Have You Seen God?
God told Moses in Exodus 33:20 (NLT), “No one may see me and live.” And yet, there is a short story in Exodus 24 that seemingly contradicts that statement. I have been fascinated by Exodus 24:9-11 for years and it seems that these three verses are very seldom addressed by commentaries on the Book of Exodus. Catch what these verses are saying:
Exodus 24:9–11 (NLT) – “Then Moses, Aaron, Nadab, Abihu, and the seventy elders of Israel climbed up the mountain. 10 There they saw the God of Israel. Under his feet there seemed to be a surface of brilliant blue lapis lazuli, as clear as the sky itself. 11 And though these nobles of Israel gazed upon God, he did not destroy them. In fact, they ate a covenant meal, eating and drinking in his presence!”
Amazing! In this chapter, we have the story of Moses presenting to the Israelites the covenant agreement between God and the people.
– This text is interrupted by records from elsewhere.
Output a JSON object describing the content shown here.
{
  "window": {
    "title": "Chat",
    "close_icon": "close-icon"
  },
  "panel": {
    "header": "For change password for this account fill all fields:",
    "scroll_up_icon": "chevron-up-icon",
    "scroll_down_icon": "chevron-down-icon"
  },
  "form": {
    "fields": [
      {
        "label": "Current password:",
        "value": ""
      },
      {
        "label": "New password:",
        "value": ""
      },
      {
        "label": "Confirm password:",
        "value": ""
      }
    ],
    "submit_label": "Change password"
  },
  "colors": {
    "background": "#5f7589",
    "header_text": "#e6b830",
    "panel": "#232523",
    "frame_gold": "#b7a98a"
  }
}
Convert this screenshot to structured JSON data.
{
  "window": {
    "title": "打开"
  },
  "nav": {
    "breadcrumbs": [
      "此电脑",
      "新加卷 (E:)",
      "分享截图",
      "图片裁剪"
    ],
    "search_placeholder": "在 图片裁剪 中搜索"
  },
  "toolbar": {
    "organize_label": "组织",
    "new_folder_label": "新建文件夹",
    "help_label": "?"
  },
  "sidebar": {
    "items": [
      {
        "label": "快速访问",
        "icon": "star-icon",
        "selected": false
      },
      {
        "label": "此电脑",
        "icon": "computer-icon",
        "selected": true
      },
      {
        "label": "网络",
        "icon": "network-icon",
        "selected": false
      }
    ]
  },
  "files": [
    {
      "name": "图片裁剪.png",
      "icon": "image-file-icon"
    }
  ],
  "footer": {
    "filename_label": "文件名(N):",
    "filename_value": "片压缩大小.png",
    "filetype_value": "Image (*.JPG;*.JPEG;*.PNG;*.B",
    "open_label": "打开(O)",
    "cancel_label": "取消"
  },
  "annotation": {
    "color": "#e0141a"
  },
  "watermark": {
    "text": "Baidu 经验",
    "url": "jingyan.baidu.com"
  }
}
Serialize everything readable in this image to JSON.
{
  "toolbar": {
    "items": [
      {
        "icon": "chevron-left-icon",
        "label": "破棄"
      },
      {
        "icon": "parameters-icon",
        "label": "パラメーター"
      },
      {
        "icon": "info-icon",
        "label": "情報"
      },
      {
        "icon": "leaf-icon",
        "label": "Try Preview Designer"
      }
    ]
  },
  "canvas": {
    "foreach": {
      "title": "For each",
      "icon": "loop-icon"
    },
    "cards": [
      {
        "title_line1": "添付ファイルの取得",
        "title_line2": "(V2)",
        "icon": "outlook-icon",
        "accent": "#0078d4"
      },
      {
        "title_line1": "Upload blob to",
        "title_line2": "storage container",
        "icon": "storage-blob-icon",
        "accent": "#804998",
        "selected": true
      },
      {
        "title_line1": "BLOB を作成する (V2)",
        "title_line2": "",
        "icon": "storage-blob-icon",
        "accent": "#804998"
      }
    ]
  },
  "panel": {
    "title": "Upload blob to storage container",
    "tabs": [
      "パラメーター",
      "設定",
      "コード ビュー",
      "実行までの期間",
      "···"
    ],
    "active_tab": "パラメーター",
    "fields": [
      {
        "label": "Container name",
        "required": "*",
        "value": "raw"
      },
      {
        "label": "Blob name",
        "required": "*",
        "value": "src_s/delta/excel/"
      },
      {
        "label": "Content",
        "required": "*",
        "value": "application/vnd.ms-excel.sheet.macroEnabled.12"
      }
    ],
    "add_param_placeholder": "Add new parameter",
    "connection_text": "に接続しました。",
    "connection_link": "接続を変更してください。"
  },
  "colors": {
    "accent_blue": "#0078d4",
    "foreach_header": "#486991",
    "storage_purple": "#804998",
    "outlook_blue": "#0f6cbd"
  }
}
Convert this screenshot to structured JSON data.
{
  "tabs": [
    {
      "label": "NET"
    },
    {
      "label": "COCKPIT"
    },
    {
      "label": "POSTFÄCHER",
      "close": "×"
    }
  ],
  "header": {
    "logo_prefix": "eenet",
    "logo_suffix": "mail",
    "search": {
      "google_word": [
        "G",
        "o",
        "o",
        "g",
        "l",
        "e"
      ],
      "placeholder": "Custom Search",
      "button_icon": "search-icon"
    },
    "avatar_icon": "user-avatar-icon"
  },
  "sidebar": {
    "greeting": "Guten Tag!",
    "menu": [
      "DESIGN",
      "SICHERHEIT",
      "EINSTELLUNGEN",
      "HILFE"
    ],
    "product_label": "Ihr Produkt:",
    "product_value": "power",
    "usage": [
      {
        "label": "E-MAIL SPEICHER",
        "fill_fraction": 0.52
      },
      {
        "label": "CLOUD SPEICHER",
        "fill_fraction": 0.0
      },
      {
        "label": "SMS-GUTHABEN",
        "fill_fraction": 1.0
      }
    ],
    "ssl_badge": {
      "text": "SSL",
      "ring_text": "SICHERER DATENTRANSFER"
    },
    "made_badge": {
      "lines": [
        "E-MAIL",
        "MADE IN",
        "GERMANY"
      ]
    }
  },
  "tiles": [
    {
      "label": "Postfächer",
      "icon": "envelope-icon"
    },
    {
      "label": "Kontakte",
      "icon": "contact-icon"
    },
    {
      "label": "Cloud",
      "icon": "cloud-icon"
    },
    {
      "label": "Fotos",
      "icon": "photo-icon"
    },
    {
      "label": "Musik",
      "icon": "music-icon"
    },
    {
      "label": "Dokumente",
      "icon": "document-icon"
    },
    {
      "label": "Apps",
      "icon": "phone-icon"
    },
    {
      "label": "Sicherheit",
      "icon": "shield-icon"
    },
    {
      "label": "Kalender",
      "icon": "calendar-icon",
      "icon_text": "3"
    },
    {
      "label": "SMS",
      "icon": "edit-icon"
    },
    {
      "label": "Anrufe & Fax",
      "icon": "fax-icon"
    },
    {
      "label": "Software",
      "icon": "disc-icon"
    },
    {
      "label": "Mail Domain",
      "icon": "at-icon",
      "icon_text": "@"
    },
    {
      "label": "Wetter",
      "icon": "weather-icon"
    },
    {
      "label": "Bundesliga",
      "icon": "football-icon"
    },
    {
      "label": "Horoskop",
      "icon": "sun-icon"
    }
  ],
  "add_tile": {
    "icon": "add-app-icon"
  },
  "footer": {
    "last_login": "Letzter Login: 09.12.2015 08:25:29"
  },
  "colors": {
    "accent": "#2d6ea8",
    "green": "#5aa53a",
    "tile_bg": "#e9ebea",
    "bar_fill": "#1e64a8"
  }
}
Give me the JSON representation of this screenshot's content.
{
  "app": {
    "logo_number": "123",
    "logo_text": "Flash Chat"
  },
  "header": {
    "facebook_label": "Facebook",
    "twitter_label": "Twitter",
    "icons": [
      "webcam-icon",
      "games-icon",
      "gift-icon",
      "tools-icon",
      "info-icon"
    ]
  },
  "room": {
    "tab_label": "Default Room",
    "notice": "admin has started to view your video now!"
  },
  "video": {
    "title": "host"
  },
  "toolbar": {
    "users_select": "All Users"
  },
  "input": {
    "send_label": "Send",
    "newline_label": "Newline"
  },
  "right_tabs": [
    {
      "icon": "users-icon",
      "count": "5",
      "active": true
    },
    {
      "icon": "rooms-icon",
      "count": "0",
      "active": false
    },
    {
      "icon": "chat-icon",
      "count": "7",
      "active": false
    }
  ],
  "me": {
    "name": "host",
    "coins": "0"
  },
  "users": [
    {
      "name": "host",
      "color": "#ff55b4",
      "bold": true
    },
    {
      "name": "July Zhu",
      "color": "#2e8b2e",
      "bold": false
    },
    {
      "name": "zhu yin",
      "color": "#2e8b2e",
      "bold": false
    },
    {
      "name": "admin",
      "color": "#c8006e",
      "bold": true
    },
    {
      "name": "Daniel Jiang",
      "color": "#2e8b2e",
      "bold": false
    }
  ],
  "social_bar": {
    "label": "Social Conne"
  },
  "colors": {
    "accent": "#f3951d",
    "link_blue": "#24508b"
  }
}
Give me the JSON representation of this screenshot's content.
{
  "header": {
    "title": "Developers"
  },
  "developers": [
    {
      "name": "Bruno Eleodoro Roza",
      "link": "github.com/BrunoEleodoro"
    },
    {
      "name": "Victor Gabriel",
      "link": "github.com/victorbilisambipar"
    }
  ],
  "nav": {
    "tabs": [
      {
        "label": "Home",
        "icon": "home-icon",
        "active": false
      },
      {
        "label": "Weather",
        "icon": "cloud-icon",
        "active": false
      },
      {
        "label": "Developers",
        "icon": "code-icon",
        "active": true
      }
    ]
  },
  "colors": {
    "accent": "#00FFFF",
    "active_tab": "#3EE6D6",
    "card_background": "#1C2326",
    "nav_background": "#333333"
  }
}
The covenant spoke of God choosing the children of Israel as His own people and their obligation to follow God’s commands. In verse 1, God commands Moses, Aaron, Aaron’s two sons, and the 70 representatives of the people, to come up Mount Sinai to meet God and to worship Him. The statement is made that out of this group, only Moses will be allowed to come nearer to God. The others were to maintain distance from Holy God.
But then we read that all 74 people “saw the God of Israel.” God is described using anthropomorphic terms – “under His feet.” Note the statement that although “these nobles of Israel gazed upon God, he did not destroy them.” The word “gaze” is much more than a passing glance! The story concludes by picturing all these leaders partaking in a covenant meal with God “in His presence!” Can you imagine how that would have been – to sit down in God’s very presence, gazing upon God, and fellowshipping with Him in a meal.
So, what is going on here? Gazing upon God? After all, the Old Testament has several instances where people expressed great fear for having glimpsed at God. Jacob, for example in Genesis 32:30 said, “I have seen God face to face, yet my life has been spared.” He named the place of this encounter with God Peniel, which means “face of God.”
Hagar, the slave girl of Abraham’s wife, Sarah, encountered “the angel of the Lord” and exclaimed, “Have I truly seen the One who sees me?” And there was Isaiah who saw the Lord in the temple and cried out, “I am doomed, for I am a sinful man. I have filthy lips, and I live among a people with filthy lips. Yet I have seen the King, the Lord of Heaven’s Armies (Is. 6:5, NLT).”
How do we reconcile these instances of seeing God with the injunction that the no one can see God and remain alive? The answer is found in what are known theologically as theophanies. A theophany is a physical appearance or personal manifestation of God to a man or woman. These are found from time to time in the Old Testament accounts of God’s dealing with people. There are most likely four or five different types of theophanies in Scripture including: human form, visions, the “Angel of the Lord,” or some form other than human, such as a burning bush. Theophanies were designed to give instruction, to call to action, to affirm God’s presence and care, and to draw people closer to Him.
The covenant meal in Exodus 24 obviously is a physical appearance theophany since the description speaks of God’s feet. This self-revelation of God affirmed to the leaders of Israel the unique relationship they were entering into with God. Other instances of people “seeing” God were also a part of strengthening intimacy with God.
So, what about it? Have you seen God? John’s Gospel tells us in 1:8 (NLT): “No one has ever seen God. But the unique One, who is Himself God, is near the Father’s heart. He has revealed God to us.” And Jesus said this to Philip: “Anyone who has seen me has seen the Father!” (John 14:9, NLT)
Spend a few minutes today, “gazing upon God” by contemplating the wonder that the God who created the universe chose to take on flesh and blood and die a cruel death that you might have an intimate relationship with Him. Seeing God is all about knowing Christ Jesus deeper and deeper each day!